MLOps Platform Engineer: Scalable Kubernetes & Pipelines

MLOps Platform Engineer: Scalable Kubernetes & Pipelines

Full-Time 60000 - 80000 £ / year (est.) No working from home possible
Writer

At a Glance

  • Tasks: Design CI/CD pipelines and manage large Kubernetes clusters for AI/ML operations.
  • Company: Join WRITER, a forward-thinking company at the forefront of AI/ML innovation.
  • Benefits: Enjoy competitive pay, flexible work options, and opportunities for professional growth.
  • Other info: Be part of a collaborative team driving cutting-edge technology.
  • Why this job: Make a real impact in a dynamic role that shapes the future of AI/ML.
  • Qualifications: Experience with Docker, Kubernetes, and cloud platforms is essential.

The predicted salary is between 60000 - 80000 £ per year.

WRITER is seeking a Platform Engineer specializing in MLOps to enhance AI/ML operations. You will work closely with AI/ML engineers to design CI/CD pipelines and manage large Kubernetes clusters, ensuring optimal training environments. This dynamic role requires expertise in Docker and Kubernetes, alongside a proactive approach to maintaining infrastructure.

Ideal candidates have extensive experience in model training, cloud platforms, and troubleshooting complex systems. Join us to make a significant impact in our innovative environment.

MLOps Platform Engineer: Scalable Kubernetes & Pipelines employer: Writer

At WRITER, we pride ourselves on being an excellent employer by fostering a collaborative and innovative work culture that empowers our employees to thrive. As a Platform Engineer, you will have access to cutting-edge technology and the opportunity for professional growth through continuous learning and development in the rapidly evolving field of AI/ML. Our commitment to employee well-being is reflected in our flexible working arrangements and supportive team environment, making WRITER a truly rewarding place to advance your career.

Writer

Contact Details:

Writer Recruitment Team

StudySmarter Expert Advice🤫

We think this is how you could land MLOps Platform Engineer: Scalable Kubernetes & Pipelines

Tip Number 1

Network like a pro! Reach out to folks in the MLOps community on LinkedIn or attend meetups. You never know who might have the inside scoop on job openings or can refer you directly.

Tip Number 2

Show off your skills! Create a portfolio showcasing your work with Kubernetes, Docker, and CI/CD pipelines. This will give potential employers a taste of what you can bring to the table.

Tip Number 3

Prepare for technical interviews by brushing up on your troubleshooting skills. Practice solving real-world problems related to model training and cloud platforms, as these are likely to come up.

Tip Number 4

Don’t forget to apply through our website! It’s the best way to ensure your application gets seen by the right people. Plus, we love seeing candidates who take that extra step!

We think you need these skills to ace MLOps Platform Engineer: Scalable Kubernetes & Pipelines

MLOps
CI/CD Pipelines
Kubernetes
Docker
Model Training
Cloud Platforms
Troubleshooting Complex Systems

Some tips for your application 🫡

Tailor Your CV:Make sure your CV highlights your experience with MLOps, Kubernetes, and CI/CD pipelines. We want to see how your skills align with the role, so don’t be shy about showcasing relevant projects!

Craft a Compelling Cover Letter:Your cover letter is your chance to shine! Use it to explain why you’re passionate about AI/ML operations and how your background makes you a perfect fit for our team. Keep it engaging and personal.

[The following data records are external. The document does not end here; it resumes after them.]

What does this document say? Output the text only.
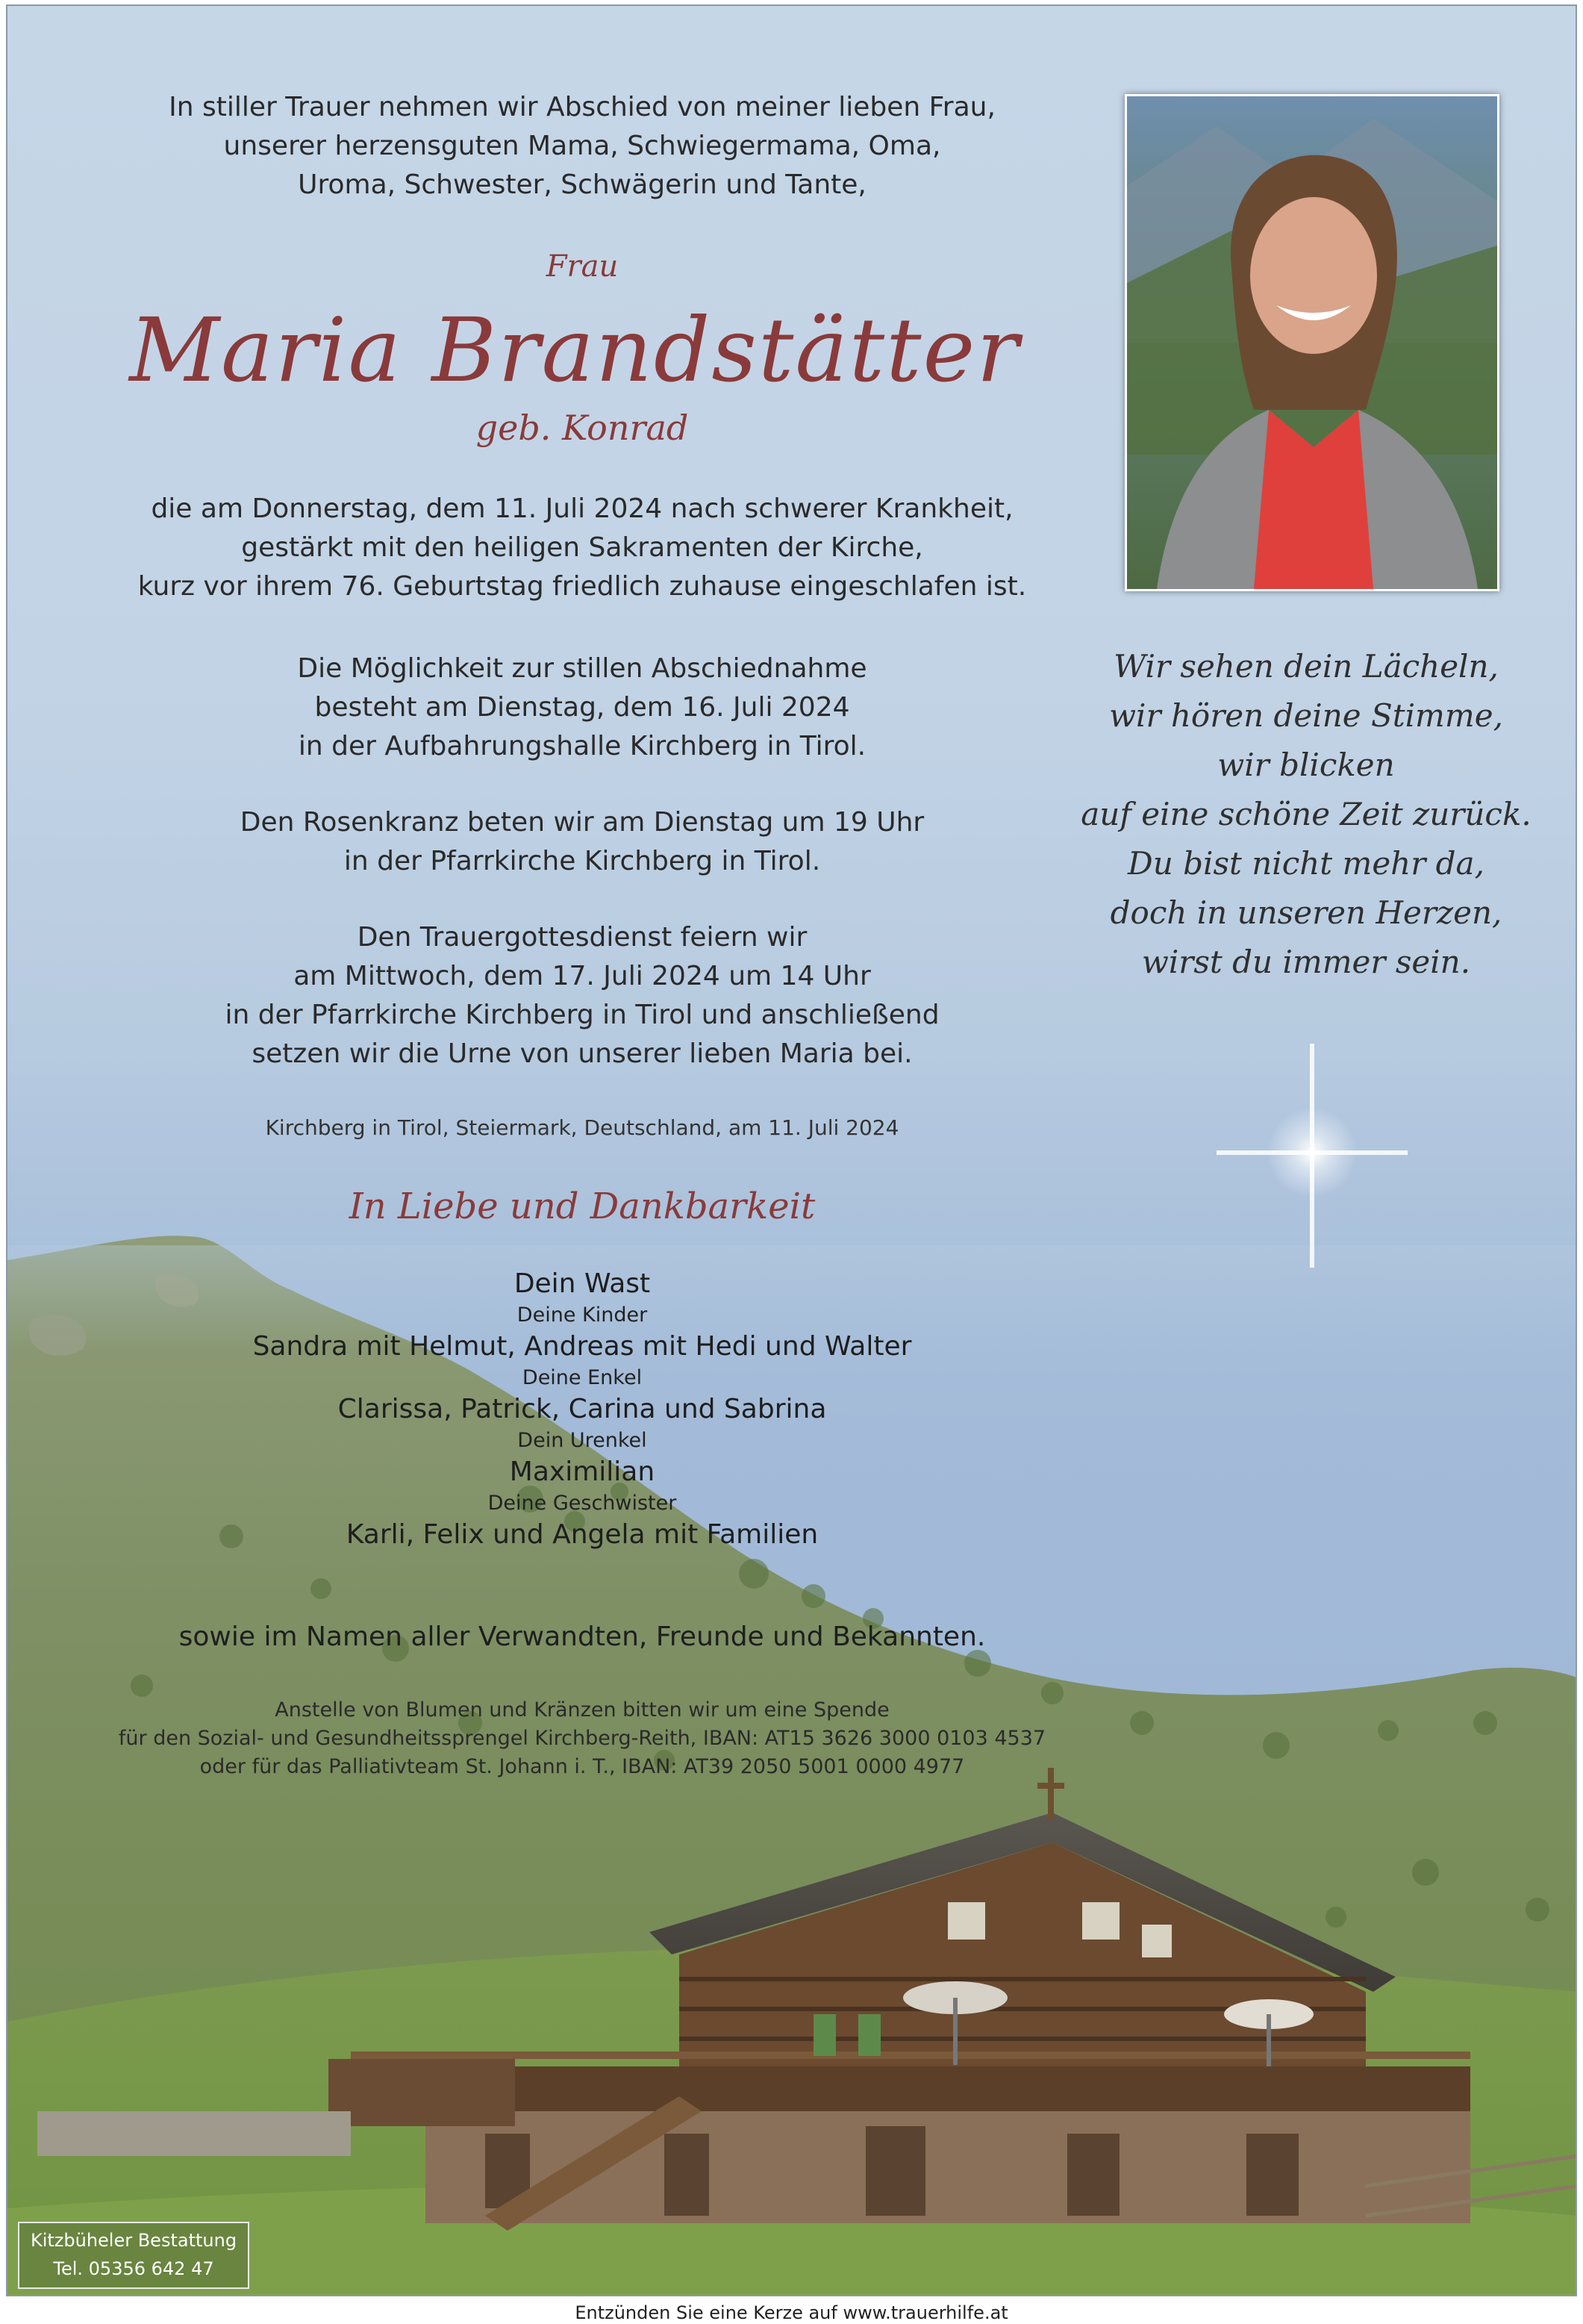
In stiller Trauer nehmen wir Abschied von meiner lieben Frau,
unserer herzensguten Mama, Schwiegermama, Oma,
Uroma, Schwester, Schwägerin und Tante,
Frau
Maria Brandstätter
geb. Konrad
die am Donnerstag, dem 11. Juli 2024 nach schwerer Krankheit,
gestärkt mit den heiligen Sakramenten der Kirche,
kurz vor ihrem 76. Geburtstag friedlich zuhause eingeschlafen ist.
Die Möglichkeit zur stillen Abschiednahme
besteht am Dienstag, dem 16. Juli 2024
in der Aufbahrungshalle Kirchberg in Tirol.
Den Rosenkranz beten wir am Dienstag um 19 Uhr
in der Pfarrkirche Kirchberg in Tirol.
Den Trauergottesdienst feiern wir
am Mittwoch, dem 17. Juli 2024 um 14 Uhr
in der Pfarrkirche Kirchberg in Tirol und anschließend
setzen wir die Urne von unserer lieben Maria bei.
Kirchberg in Tirol, Steiermark, Deutschland, am 11. Juli 2024
In Liebe und Dankbarkeit
Dein Wast
Deine Kinder
Sandra mit Helmut, Andreas mit Hedi und Walter
Deine Enkel
Clarissa, Patrick, Carina und Sabrina
Dein Urenkel
Maximilian
Deine Geschwister
Karli, Felix und Angela mit Familien
sowie im Namen aller Verwandten, Freunde und Bekannten.
Anstelle von Blumen und Kränzen bitten wir um eine Spende
für den Sozial- und Gesundheitssprengel Kirchberg-Reith, IBAN: AT15 3626 3000 0103 4537
oder für das Palliativteam St. Johann i. T., IBAN: AT39 2050 5001 0000 4977
Wir sehen dein Lächeln,
wir hören deine Stimme,
wir blicken
auf eine schöne Zeit zurück.
Du bist nicht mehr da,
doch in unseren Herzen,
wirst du immer sein.
Kitzbüheler Bestattung
Tel. 05356 642 47
Entzünden Sie eine Kerze auf www.trauerhilfe.at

Showcase Your Problem-Solving Skills:In your application, share examples of how you've tackled complex systems or troubleshooting challenges in the past. We love candidates who can think on their feet and come up with innovative solutions!

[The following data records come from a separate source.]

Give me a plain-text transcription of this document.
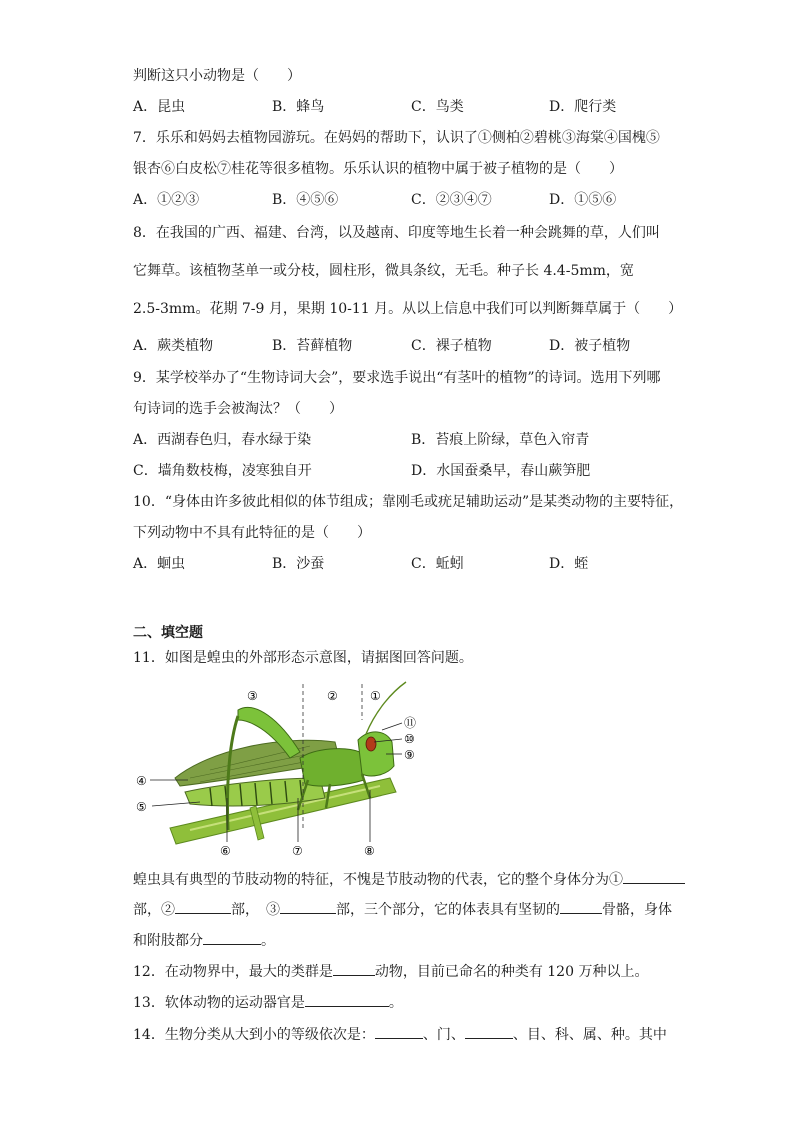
判断这只小动物是（　　）
A．昆虫	B．蜂鸟	C．鸟类	D．爬行类
7．乐乐和妈妈去植物园游玩。在妈妈的帮助下，认识了①侧柏②碧桃③海棠④国槐⑤
银杏⑥白皮松⑦桂花等很多植物。乐乐认识的植物中属于被子植物的是（　　）
A．①②③	B．④⑤⑥	C．②③④⑦	D．①⑤⑥
8．在我国的广西、福建、台湾，以及越南、印度等地生长着一种会跳舞的草，人们叫
它舞草。该植物茎单一或分枝，圆柱形，微具条纹，无毛。种子长 4.4-5mm，宽
2.5-3mm。花期 7-9 月，果期 10-11 月。从以上信息中我们可以判断舞草属于（　　）
A．蕨类植物	B．苔藓植物	C．裸子植物	D．被子植物
9．某学校举办了“生物诗词大会”，要求选手说出“有茎叶的植物”的诗词。选用下列哪
句诗词的选手会被淘汰？（　　）
A．西湖春色归，春水绿于染	B．苔痕上阶绿，草色入帘青
C．墙角数枝梅，凌寒独自开	D．水国蚕桑早，春山蕨笋肥
10．“身体由许多彼此相似的体节组成；靠刚毛或疣足辅助运动”是某类动物的主要特征，
下列动物中不具有此特征的是（　　）
A．蛔虫	B．沙蚕	C．蚯蚓	D．蛭
二、填空题
11．如图是蝗虫的外部形态示意图，请据图回答问题。
③	②	①
⑪
⑩
⑨
④
⑤
⑥	⑦	⑧
蝗虫具有典型的节肢动物的特征，不愧是节肢动物的代表，它的整个身体分为①
部，②	部，　③	部，三个部分，它的体表具有坚韧的	骨骼，身体
和附肢都分	。
12．在动物界中，最大的类群是	动物，目前已命名的种类有 120 万种以上。
13．软体动物的运动器官是	。
14．生物分类从大到小的等级依次是：	、门、	、目、科、属、种。其中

Apply Through Our Website:We encourage you to apply directly through our website. It’s the best way for us to receive your application and ensures you don’t miss out on any important updates from our team!

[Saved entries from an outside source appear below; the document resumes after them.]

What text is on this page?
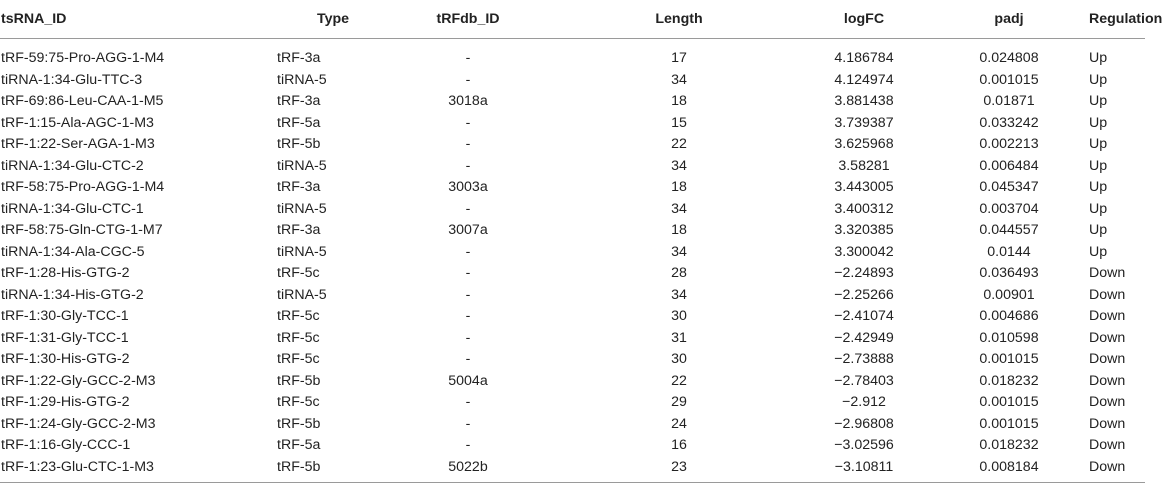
tsRNA_ID	Type	tRFdb_ID	Length	logFC	padj	Regulation
tRF-59:75-Pro-AGG-1-M4	tRF-3a	-	17	4.186784	0.024808	Up
tiRNA-1:34-Glu-TTC-3	tiRNA-5	-	34	4.124974	0.001015	Up
tRF-69:86-Leu-CAA-1-M5	tRF-3a	3018a	18	3.881438	0.01871	Up
tRF-1:15-Ala-AGC-1-M3	tRF-5a	-	15	3.739387	0.033242	Up
tRF-1:22-Ser-AGA-1-M3	tRF-5b	-	22	3.625968	0.002213	Up
tiRNA-1:34-Glu-CTC-2	tiRNA-5	-	34	3.58281	0.006484	Up
tRF-58:75-Pro-AGG-1-M4	tRF-3a	3003a	18	3.443005	0.045347	Up
tiRNA-1:34-Glu-CTC-1	tiRNA-5	-	34	3.400312	0.003704	Up
tRF-58:75-Gln-CTG-1-M7	tRF-3a	3007a	18	3.320385	0.044557	Up
tiRNA-1:34-Ala-CGC-5	tiRNA-5	-	34	3.300042	0.0144	Up
tRF-1:28-His-GTG-2	tRF-5c	-	28	−2.24893	0.036493	Down
tiRNA-1:34-His-GTG-2	tiRNA-5	-	34	−2.25266	0.00901	Down
tRF-1:30-Gly-TCC-1	tRF-5c	-	30	−2.41074	0.004686	Down
tRF-1:31-Gly-TCC-1	tRF-5c	-	31	−2.42949	0.010598	Down
tRF-1:30-His-GTG-2	tRF-5c	-	30	−2.73888	0.001015	Down
tRF-1:22-Gly-GCC-2-M3	tRF-5b	5004a	22	−2.78403	0.018232	Down
tRF-1:29-His-GTG-2	tRF-5c	-	29	−2.912	0.001015	Down
tRF-1:24-Gly-GCC-2-M3	tRF-5b	-	24	−2.96808	0.001015	Down
tRF-1:16-Gly-CCC-1	tRF-5a	-	16	−3.02596	0.018232	Down
tRF-1:23-Glu-CTC-1-M3	tRF-5b	5022b	23	−3.10811	0.008184	Down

How to prepare for a job interview at Writer

Know Your Tech Inside Out

Make sure you brush up on your knowledge of Docker, Kubernetes, and CI/CD pipelines. Be ready to discuss your past experiences with these technologies, as well as any challenges you've faced and how you overcame them.

Showcase Your Problem-Solving Skills

Prepare to share specific examples of how you've troubleshot complex systems in the past. Think about scenarios where you had to think on your feet and how you approached those challenges—this will demonstrate your proactive mindset.

Understand the AI/ML Landscape

Familiarise yourself with current trends in AI and ML operations. Being able to discuss how MLOps fits into the bigger picture will show that you're not just technically skilled but also understand the strategic importance of your role.

Ask Insightful Questions

Prepare thoughtful questions about the company's approach to MLOps and their infrastructure. This shows your genuine interest in the role and helps you gauge if the company is the right fit for you.